Сейчас они испытующе пялились на Маришку.
— А что тут скажешь… Шура все правильно рассказал.
— И фамилию так называемого доброго самаритянина ты тоже не запомнила?
— Да я и в лицо его не очень… Глаза почти все время закрывала. Только он не добрый, он толстый.
— А чай? Ты не заметила в нем ничего странного? Какого-нибудь необычного привкуса?
— Да никакого привкуса! Говорю же, даже сахар пожадничали положить. Я и выпила всего грамм сто.
— И как скоро после употребления напиток подействовал? — спросил Пашка по-протокольному.
— Минут сорок, — я поспешил помочь следствию. — И через столько же примерно все закончилось. Само собой.
— И больше…
— Ничего такого, — закончила Маришка. — Слава Богу… и пломбиру.
— Кстати, не исключено, — серьезно согласился Пашка. — Вспомните, как Распутина не смогли отравить из-за пирожных с кремом.
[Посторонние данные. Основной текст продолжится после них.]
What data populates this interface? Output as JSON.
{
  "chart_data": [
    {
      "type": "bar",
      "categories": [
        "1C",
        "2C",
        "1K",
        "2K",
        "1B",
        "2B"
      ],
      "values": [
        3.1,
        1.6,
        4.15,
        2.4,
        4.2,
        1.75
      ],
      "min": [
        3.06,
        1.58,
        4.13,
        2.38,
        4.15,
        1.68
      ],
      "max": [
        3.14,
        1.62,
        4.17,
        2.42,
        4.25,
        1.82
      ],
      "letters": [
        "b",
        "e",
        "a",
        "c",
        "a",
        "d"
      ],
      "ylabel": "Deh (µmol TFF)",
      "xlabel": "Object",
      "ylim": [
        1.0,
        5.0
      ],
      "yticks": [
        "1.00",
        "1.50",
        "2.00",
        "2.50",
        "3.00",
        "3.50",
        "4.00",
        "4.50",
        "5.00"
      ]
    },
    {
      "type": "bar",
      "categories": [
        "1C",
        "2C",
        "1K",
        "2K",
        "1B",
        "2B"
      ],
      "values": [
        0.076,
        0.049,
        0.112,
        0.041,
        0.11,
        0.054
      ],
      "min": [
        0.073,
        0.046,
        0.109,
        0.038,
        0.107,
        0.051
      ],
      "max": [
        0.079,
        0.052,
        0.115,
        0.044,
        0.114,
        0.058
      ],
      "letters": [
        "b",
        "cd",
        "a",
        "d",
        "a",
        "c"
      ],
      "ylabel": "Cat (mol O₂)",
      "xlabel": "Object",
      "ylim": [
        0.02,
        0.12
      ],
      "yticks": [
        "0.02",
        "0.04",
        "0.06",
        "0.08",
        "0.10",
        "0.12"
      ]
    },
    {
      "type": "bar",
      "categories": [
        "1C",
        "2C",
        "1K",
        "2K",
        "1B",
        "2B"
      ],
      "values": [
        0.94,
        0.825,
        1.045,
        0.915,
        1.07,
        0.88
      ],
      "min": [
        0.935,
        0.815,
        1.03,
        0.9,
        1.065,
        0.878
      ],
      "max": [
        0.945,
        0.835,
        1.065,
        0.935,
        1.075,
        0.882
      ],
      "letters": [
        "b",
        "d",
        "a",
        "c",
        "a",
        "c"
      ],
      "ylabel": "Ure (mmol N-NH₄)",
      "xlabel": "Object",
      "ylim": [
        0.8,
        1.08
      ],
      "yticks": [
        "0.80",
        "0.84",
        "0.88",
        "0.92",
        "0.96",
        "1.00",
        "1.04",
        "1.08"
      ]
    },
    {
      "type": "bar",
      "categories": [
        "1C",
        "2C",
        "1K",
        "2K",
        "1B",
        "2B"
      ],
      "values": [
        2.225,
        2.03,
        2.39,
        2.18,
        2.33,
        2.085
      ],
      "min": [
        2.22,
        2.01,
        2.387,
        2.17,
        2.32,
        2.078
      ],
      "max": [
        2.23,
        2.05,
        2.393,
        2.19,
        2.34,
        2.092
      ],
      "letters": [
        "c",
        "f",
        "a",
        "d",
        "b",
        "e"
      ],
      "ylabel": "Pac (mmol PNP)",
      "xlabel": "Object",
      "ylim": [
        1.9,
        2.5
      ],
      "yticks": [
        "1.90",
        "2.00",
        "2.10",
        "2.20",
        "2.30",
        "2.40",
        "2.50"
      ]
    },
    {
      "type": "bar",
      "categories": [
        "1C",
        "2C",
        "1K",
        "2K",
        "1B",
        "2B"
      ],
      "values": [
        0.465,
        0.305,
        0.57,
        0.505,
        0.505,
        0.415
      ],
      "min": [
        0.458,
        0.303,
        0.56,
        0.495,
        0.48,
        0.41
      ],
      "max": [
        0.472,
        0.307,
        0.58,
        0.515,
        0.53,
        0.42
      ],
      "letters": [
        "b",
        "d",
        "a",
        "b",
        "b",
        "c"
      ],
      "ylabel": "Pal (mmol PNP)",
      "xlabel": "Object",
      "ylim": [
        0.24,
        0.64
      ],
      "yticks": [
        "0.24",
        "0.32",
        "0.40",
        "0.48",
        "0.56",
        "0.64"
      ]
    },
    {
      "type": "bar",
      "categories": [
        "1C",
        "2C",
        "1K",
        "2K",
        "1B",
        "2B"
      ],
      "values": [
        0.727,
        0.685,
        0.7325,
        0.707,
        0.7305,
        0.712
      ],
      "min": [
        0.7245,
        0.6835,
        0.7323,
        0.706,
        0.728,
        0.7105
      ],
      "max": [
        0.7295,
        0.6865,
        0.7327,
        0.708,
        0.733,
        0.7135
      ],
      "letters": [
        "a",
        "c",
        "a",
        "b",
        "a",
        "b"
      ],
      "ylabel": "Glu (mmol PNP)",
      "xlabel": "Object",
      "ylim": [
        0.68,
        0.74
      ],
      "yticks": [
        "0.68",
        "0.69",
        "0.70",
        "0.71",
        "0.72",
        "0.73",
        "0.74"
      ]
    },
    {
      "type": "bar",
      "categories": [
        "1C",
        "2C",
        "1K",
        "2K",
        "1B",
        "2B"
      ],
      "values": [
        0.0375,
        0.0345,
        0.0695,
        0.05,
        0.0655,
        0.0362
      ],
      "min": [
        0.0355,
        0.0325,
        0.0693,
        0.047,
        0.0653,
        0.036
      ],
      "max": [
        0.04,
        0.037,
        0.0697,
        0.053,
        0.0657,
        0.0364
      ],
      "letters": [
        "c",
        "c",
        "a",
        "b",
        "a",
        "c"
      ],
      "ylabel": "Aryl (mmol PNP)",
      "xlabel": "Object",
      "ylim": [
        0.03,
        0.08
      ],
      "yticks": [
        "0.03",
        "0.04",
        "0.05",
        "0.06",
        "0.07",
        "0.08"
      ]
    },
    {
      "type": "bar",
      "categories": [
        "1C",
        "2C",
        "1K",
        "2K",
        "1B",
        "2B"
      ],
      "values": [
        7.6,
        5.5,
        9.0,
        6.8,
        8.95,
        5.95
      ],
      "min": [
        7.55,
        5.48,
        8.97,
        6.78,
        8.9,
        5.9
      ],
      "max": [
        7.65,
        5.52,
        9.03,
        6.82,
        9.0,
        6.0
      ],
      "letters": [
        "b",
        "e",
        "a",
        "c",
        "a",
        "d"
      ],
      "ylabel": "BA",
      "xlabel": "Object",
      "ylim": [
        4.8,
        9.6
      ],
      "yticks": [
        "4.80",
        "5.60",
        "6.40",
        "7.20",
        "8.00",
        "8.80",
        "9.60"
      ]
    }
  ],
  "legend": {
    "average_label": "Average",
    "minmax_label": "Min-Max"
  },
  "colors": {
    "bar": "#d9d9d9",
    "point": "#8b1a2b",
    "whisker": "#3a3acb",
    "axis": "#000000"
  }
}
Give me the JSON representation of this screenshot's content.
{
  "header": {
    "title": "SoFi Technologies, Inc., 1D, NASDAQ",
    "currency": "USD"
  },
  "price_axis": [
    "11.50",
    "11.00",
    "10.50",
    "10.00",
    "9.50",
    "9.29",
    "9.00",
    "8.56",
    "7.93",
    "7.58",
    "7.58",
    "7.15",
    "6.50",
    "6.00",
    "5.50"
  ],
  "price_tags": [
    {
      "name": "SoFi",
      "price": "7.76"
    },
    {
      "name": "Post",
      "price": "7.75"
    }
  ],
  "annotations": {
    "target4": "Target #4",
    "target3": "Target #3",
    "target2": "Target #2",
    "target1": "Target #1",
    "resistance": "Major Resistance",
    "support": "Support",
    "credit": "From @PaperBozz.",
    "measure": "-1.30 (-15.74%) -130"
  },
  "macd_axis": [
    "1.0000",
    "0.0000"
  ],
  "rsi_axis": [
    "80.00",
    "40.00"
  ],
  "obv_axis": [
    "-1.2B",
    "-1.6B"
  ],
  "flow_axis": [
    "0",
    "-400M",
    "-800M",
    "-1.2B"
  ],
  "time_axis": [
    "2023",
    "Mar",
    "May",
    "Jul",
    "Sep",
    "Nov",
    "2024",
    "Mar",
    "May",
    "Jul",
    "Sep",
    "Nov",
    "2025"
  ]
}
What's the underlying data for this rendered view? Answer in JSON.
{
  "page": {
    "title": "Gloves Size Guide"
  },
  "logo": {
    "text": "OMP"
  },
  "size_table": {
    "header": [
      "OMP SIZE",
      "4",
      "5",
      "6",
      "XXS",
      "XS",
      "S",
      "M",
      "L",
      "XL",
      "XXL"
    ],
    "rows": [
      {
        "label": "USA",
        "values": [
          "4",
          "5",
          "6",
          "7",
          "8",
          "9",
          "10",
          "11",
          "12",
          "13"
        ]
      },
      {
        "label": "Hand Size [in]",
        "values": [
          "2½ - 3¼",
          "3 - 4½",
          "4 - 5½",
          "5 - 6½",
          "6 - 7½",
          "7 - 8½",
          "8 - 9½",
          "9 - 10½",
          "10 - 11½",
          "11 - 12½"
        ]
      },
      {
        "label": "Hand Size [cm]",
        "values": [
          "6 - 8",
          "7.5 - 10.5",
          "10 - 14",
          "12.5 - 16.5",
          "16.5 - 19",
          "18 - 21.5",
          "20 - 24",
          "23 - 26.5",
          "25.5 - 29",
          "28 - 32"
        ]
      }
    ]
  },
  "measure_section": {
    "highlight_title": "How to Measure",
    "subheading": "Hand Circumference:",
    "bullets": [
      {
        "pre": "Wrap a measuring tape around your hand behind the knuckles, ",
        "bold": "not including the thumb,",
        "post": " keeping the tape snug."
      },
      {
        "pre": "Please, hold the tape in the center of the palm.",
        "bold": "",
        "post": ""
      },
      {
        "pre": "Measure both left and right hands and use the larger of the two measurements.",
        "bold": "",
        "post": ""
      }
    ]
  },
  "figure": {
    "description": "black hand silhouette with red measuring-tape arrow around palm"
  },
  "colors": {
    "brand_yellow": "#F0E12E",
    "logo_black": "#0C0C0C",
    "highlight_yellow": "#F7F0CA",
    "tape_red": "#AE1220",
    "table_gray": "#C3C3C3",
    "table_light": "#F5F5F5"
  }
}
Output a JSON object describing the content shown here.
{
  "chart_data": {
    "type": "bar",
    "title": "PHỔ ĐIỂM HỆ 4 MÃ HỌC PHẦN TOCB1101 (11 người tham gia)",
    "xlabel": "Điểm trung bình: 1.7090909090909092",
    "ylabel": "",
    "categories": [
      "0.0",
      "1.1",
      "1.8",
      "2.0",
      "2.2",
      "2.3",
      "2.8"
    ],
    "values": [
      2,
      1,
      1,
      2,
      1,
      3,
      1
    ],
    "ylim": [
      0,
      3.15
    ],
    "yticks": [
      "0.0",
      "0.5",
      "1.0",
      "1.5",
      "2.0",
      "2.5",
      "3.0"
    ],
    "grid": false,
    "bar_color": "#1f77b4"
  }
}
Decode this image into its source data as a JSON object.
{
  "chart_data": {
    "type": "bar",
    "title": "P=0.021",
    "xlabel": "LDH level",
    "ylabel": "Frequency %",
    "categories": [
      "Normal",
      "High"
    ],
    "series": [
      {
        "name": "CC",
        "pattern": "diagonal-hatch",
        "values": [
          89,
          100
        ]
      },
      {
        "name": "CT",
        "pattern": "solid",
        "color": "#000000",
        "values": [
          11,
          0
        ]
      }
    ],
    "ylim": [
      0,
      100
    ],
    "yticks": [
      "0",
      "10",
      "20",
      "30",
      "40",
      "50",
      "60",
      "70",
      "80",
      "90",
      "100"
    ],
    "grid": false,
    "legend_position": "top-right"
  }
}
— Лучше б пирожных! — Маришка обняла себя за плечи и шмыгнула носом. — А так я, кажется, простудилась. Килограмм мороженого уплести… Бр-р-р-р!
— Ладно, будем надеяться, чем бы там ни опоили княжну под видом чая, это был препарат одноразового действия. Хотя сходить на обследование все равно было бы невредно.
— Куда? — спросила Маришка. — В поликлинику или в церковь? И что сказать? Доктор, я согрешила? Я слишком много болтала языком и от этого стала похожа на баклажан?
Пашка недовольно наморщил свой муравьиный, читай — вытянутый и сужающийся к макушке, лоб и заметил:
— Ты и сейчас говоришь немало.
— Угу, — сухо согласилась Маришка и, отвернувшись к мойке, пустила воду и стала сосредоточенно намыливать чашку из-под кофе.
Потеряв основного свидетеля, Пашка переключился на второстепенного.
— Вот эту часть твоего рассказа я, честно говоря, понял меньше всего, — признался он. — При чем тут какое-то наглядное греховедение? Для наглядности вам бы в чай сыворотку правды впрыснули, для развязки языка. Вот тогда бы вы сами друг другу все рассказали, как на духу: кто согрешил, когда и сколько раз. Тут же принцип действия иной, замешанный на идиосинкразийной реакции.